Toys are Not for Children exists in its own world that covers very familiar exploitation tropes, but subverts them in endlessly fascinating ways. The uncompromised vision of the writer and director combined with a fearless cast brings to life a tale of sexual perversion and empowerment that is always in danger of falling into the cliche. Marcia Forbes is perfectly cast with her huge eyes that make her look like a Margaret Keene painting come to life, which is a tad disquieting during her sex scenes. It is in these sex scenes in the last act of the film that Forbes is able to show Jamie as a happy confident young woman, regardless of how discordant her path. When dealing with child like women, incest, rape, and prostitution going camp, moralizing, or a lazy pornographic approach seem to be the most likely approached but somehow Brasloff manages to avoid these traps a create a captivating if unconventional film.

The film is presented in a 2K restoration from original film elements with a clear mono soundtrack. The disc is packed with a surprising number of great extras with two video essays, an audio commentary, the movie’s theme song “Lonely Am I”, newly transferred from the original 45.

On Fragments of Stanley Brasloff film historian and author Stephen Thrower (Eyeball) provides a thorough on camera biography on director/writer Stanley H. Brasloff and a breakdown on the production of Toys are Not for Children. Brasloff was a stand up comedian in the 1950s under the unlikely stage name Stan Howard before eventually finding his way into film. Trower touches on Brasloff’s first film Two Girls for a Madman (1968) before getting into the production history on Toys are not for Children. The piece ends on an intriguing not about a lost experimental film called Fragments of a Film by Stanley Brasloff where Toys are Not for Children was re-edited randomly into a non-narrative film.

In her video essay “Dirty’ Dolls: Femininity, Perversion and Play, author Alexandra Heller-Nicholas (Masks in Horror Cinema: Eyes Without Faces) starts with some uncanny similarities between the meeting of the main characters in Toys are Not for Children and Todd Haynes’ 2106 film Carol, especially the power dynamics between the female leads who both meet in a toy shop.
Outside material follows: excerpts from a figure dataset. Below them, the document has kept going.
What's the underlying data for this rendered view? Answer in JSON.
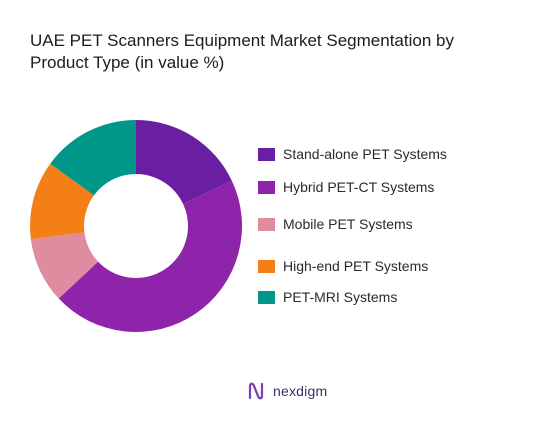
{
  "chart_data": {
    "type": "pie",
    "title": "UAE PET Scanners Equipment  Market Segmentation by\nProduct Type (in value %)",
    "categories": [
      "Stand-alone PET Systems",
      "Hybrid PET-CT Systems",
      "Mobile PET Systems",
      "High-end PET Systems",
      "PET-MRI Systems"
    ],
    "values": [
      18,
      45,
      10,
      12,
      15
    ],
    "colors": [
      "#6a1fa3",
      "#8e24aa",
      "#e08ca0",
      "#f57f17",
      "#009688"
    ],
    "donut": true,
    "legend_placement": "right"
  },
  "brand": {
    "name": "nexdigm",
    "icon": "nexdigm-logo-icon",
    "color": "#3a2f6b"
  }
}
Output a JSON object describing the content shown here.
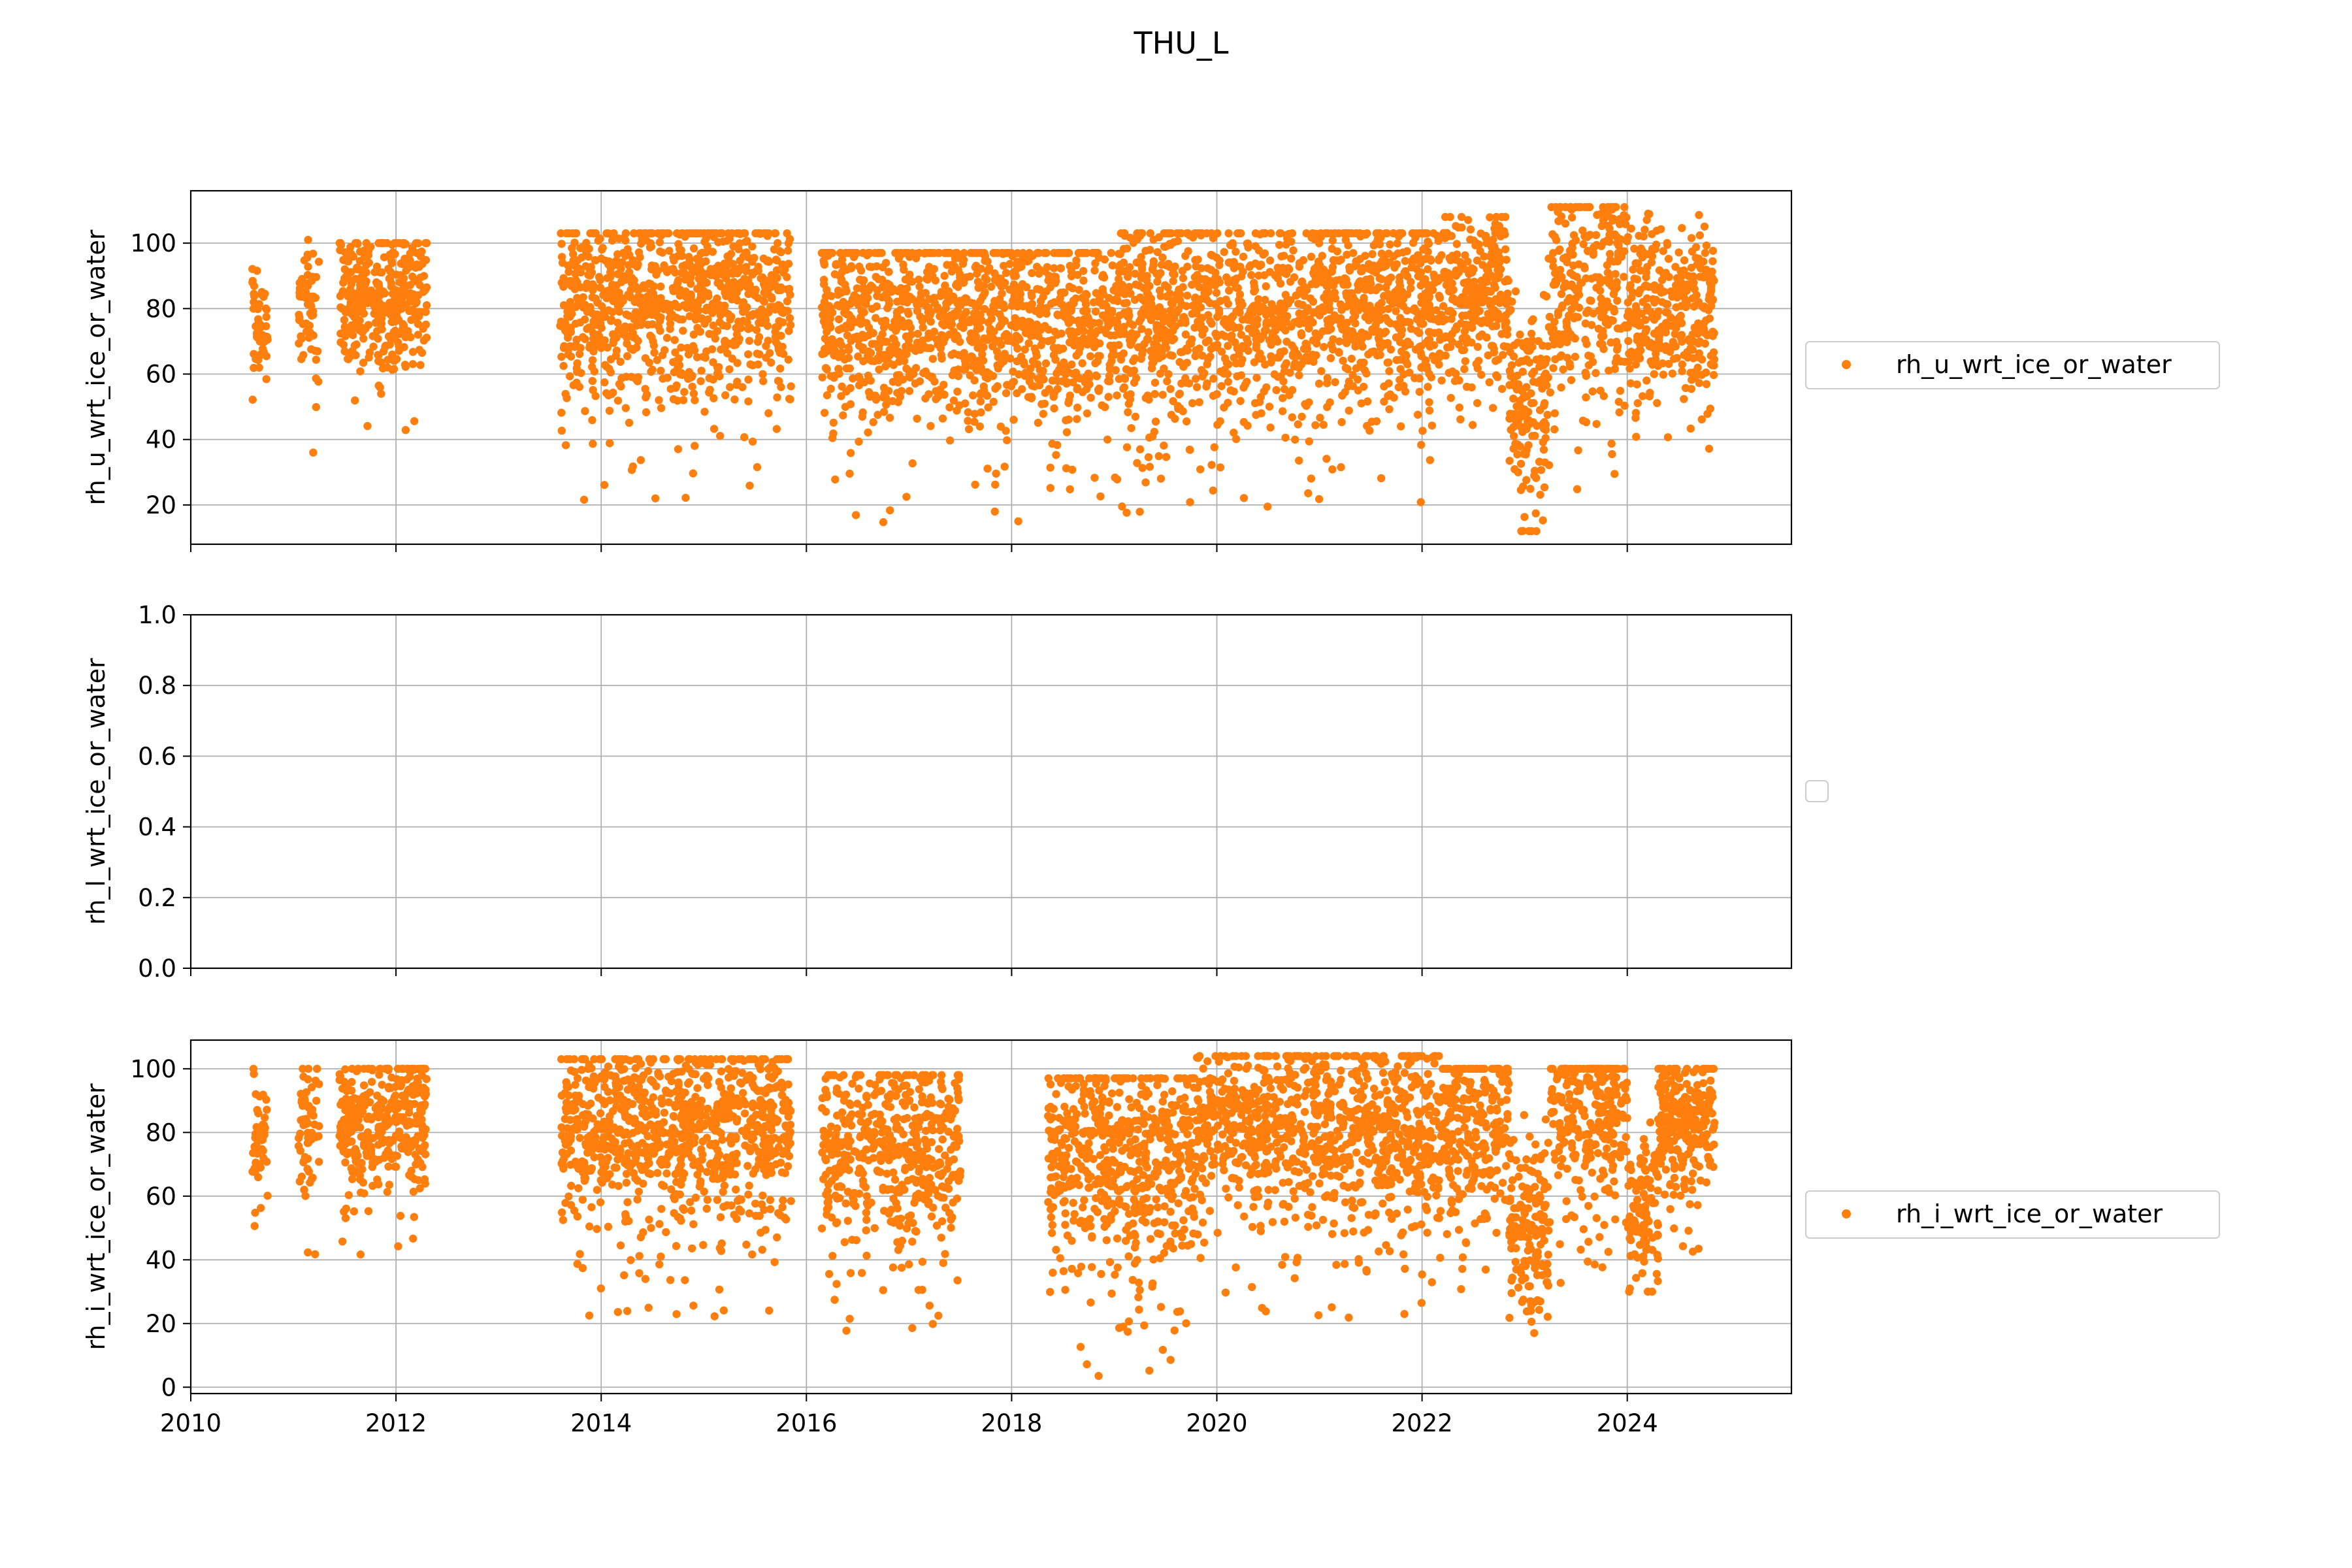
{
  "figure": {
    "title": "THU_L",
    "colors": {
      "series": "#ff7f0e",
      "grid": "#b0b0b0",
      "axes": "#000000"
    }
  },
  "chart_data": [
    {
      "type": "scatter",
      "ylabel": "rh_u_wrt_ice_or_water",
      "xlabel": "",
      "xlim": [
        2010.0,
        2025.6
      ],
      "ylim": [
        8,
        116
      ],
      "yticks": [
        20,
        40,
        60,
        80,
        100
      ],
      "xticks": [
        2010,
        2012,
        2014,
        2016,
        2018,
        2020,
        2022,
        2024
      ],
      "xticks_labeled": false,
      "grid": true,
      "legend": {
        "position": "right",
        "entries": [
          "rh_u_wrt_ice_or_water"
        ]
      },
      "series": [
        {
          "name": "rh_u_wrt_ice_or_water",
          "color": "#ff7f0e",
          "segments": [
            {
              "x": [
                2010.6,
                2010.75
              ],
              "y": [
                48,
                100
              ],
              "mean": 78,
              "note_count": 90
            },
            {
              "x": [
                2011.05,
                2011.25
              ],
              "y": [
                36,
                101
              ],
              "mean": 80,
              "note_count": 110
            },
            {
              "x": [
                2011.45,
                2012.3
              ],
              "y": [
                38,
                100
              ],
              "mean": 84,
              "note_count": 650
            },
            {
              "x": [
                2013.6,
                2015.85
              ],
              "y": [
                21,
                103
              ],
              "mean": 83,
              "note_count": 1700
            },
            {
              "x": [
                2016.15,
                2019.0
              ],
              "y": [
                14,
                97
              ],
              "mean": 76,
              "note_count": 2100
            },
            {
              "x": [
                2019.0,
                2020.9
              ],
              "y": [
                17,
                103
              ],
              "mean": 78,
              "note_count": 1400
            },
            {
              "x": [
                2020.9,
                2022.2
              ],
              "y": [
                20,
                103
              ],
              "mean": 82,
              "note_count": 1000
            },
            {
              "x": [
                2022.2,
                2022.85
              ],
              "y": [
                38,
                108
              ],
              "mean": 84,
              "note_count": 500
            },
            {
              "x": [
                2022.85,
                2023.25
              ],
              "y": [
                12,
                108
              ],
              "mean": 52,
              "note_count": 300
            },
            {
              "x": [
                2023.25,
                2024.0
              ],
              "y": [
                22,
                111
              ],
              "mean": 88,
              "note_count": 500
            },
            {
              "x": [
                2024.0,
                2024.85
              ],
              "y": [
                37,
                109
              ],
              "mean": 80,
              "note_count": 600
            }
          ]
        }
      ]
    },
    {
      "type": "scatter",
      "ylabel": "rh_l_wrt_ice_or_water",
      "xlabel": "",
      "xlim": [
        2010.0,
        2025.6
      ],
      "ylim": [
        0.0,
        1.0
      ],
      "yticks": [
        0.0,
        0.2,
        0.4,
        0.6,
        0.8,
        1.0
      ],
      "ytick_labels": [
        "0.0",
        "0.2",
        "0.4",
        "0.6",
        "0.8",
        "1.0"
      ],
      "xticks": [
        2010,
        2012,
        2014,
        2016,
        2018,
        2020,
        2022,
        2024
      ],
      "xticks_labeled": false,
      "grid": true,
      "legend": {
        "position": "right",
        "entries": []
      },
      "series": []
    },
    {
      "type": "scatter",
      "ylabel": "rh_i_wrt_ice_or_water",
      "xlabel": "",
      "xlim": [
        2010.0,
        2025.6
      ],
      "ylim": [
        -2,
        109
      ],
      "yticks": [
        0,
        20,
        40,
        60,
        80,
        100
      ],
      "xticks": [
        2010,
        2012,
        2014,
        2016,
        2018,
        2020,
        2022,
        2024
      ],
      "xtick_labels": [
        "2010",
        "2012",
        "2014",
        "2016",
        "2018",
        "2020",
        "2022",
        "2024"
      ],
      "xticks_labeled": true,
      "grid": true,
      "legend": {
        "position": "right",
        "entries": [
          "rh_i_wrt_ice_or_water"
        ]
      },
      "series": [
        {
          "name": "rh_i_wrt_ice_or_water",
          "color": "#ff7f0e",
          "segments": [
            {
              "x": [
                2010.6,
                2010.75
              ],
              "y": [
                48,
                100
              ],
              "mean": 78,
              "note_count": 90
            },
            {
              "x": [
                2011.05,
                2011.25
              ],
              "y": [
                37,
                100
              ],
              "mean": 82,
              "note_count": 110
            },
            {
              "x": [
                2011.45,
                2012.3
              ],
              "y": [
                40,
                100
              ],
              "mean": 84,
              "note_count": 650
            },
            {
              "x": [
                2013.6,
                2015.85
              ],
              "y": [
                22,
                103
              ],
              "mean": 82,
              "note_count": 1700
            },
            {
              "x": [
                2016.15,
                2017.5
              ],
              "y": [
                16,
                98
              ],
              "mean": 75,
              "note_count": 900
            },
            {
              "x": [
                2018.35,
                2019.8
              ],
              "y": [
                2,
                97
              ],
              "mean": 75,
              "note_count": 1100
            },
            {
              "x": [
                2019.8,
                2022.2
              ],
              "y": [
                20,
                104
              ],
              "mean": 82,
              "note_count": 1700
            },
            {
              "x": [
                2022.2,
                2022.85
              ],
              "y": [
                18,
                100
              ],
              "mean": 82,
              "note_count": 450
            },
            {
              "x": [
                2022.85,
                2023.25
              ],
              "y": [
                17,
                100
              ],
              "mean": 50,
              "note_count": 300
            },
            {
              "x": [
                2023.25,
                2024.0
              ],
              "y": [
                26,
                100
              ],
              "mean": 86,
              "note_count": 500
            },
            {
              "x": [
                2024.0,
                2024.3
              ],
              "y": [
                30,
                100
              ],
              "mean": 55,
              "note_count": 200
            },
            {
              "x": [
                2024.3,
                2024.85
              ],
              "y": [
                37,
                100
              ],
              "mean": 84,
              "note_count": 450
            }
          ]
        }
      ]
    }
  ]
}
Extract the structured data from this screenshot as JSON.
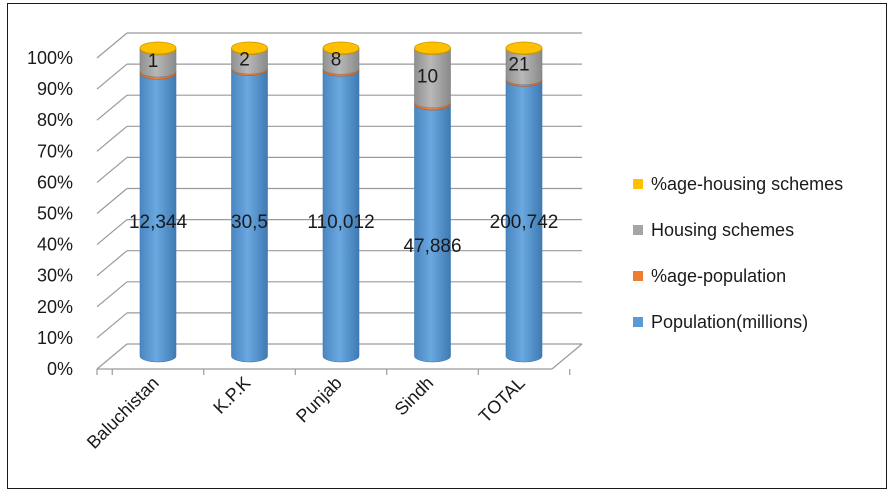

Heller NIcholas uses this as a springboard to examine the links between “femininity, toys, dolls and play, and so called deviant sexual behavior”. The biggest takeaway from the piece is about the infantilization of women’s sexuality in culture. Baribe dolls are naturally covered with the straddling notion that over the years Barbie has gone from a toy marketed to 6-10 year old girls had become a toy aimed squarely at the pre-school set. Less obvious explorations of her theme lead Heller-Nicholas into less obvious explorations from fine art and pop culture including the 18th century William Hogarth painting Portrait of Young Girl Carrying Bird and Doll, Vladimir Nabakov’s Lolita, Elia Kazan’s film Baby Doll and even Shirley Temple’s Baby Burlesks short film series. Alexandra Heller-Nicholas expertly covers a lot of ground in under a half hour making great use of illustrative film clips and is not only a terrific extra for this disc, but could be expanded into a longer documentary.

Film writers Kat Ellinger (All The Colours Of Sergio Martino) and Heather Drain (, Diabolique Magazine) lead a joyous celebration of Toys are Not for Children on their sparkling audio commentary. Once they get the obligatory biographical notes dispensed with, they take great joy in stripping down the characters, plot, and theme of the film. The unlikely sexual liberation and awakening of Jamie as a kinky call girl who is getting paid to work out her own sexual issues is thoroughly discussed. Kat and Heather express frustration with the difficulty in finding information on actresses from exploitation films as many of them made few films, often under pseudonyms and the entire nature of maverick independent productions don’t exactly lend to meticulous record keeping. The duo express sadness about the unfulfilled careers of too many artists whose work they admire. This track is does what the best audio commentaries do and gives the viewer a better appreciation of the film through discussion without telling the audience what to think, but rather things to think about.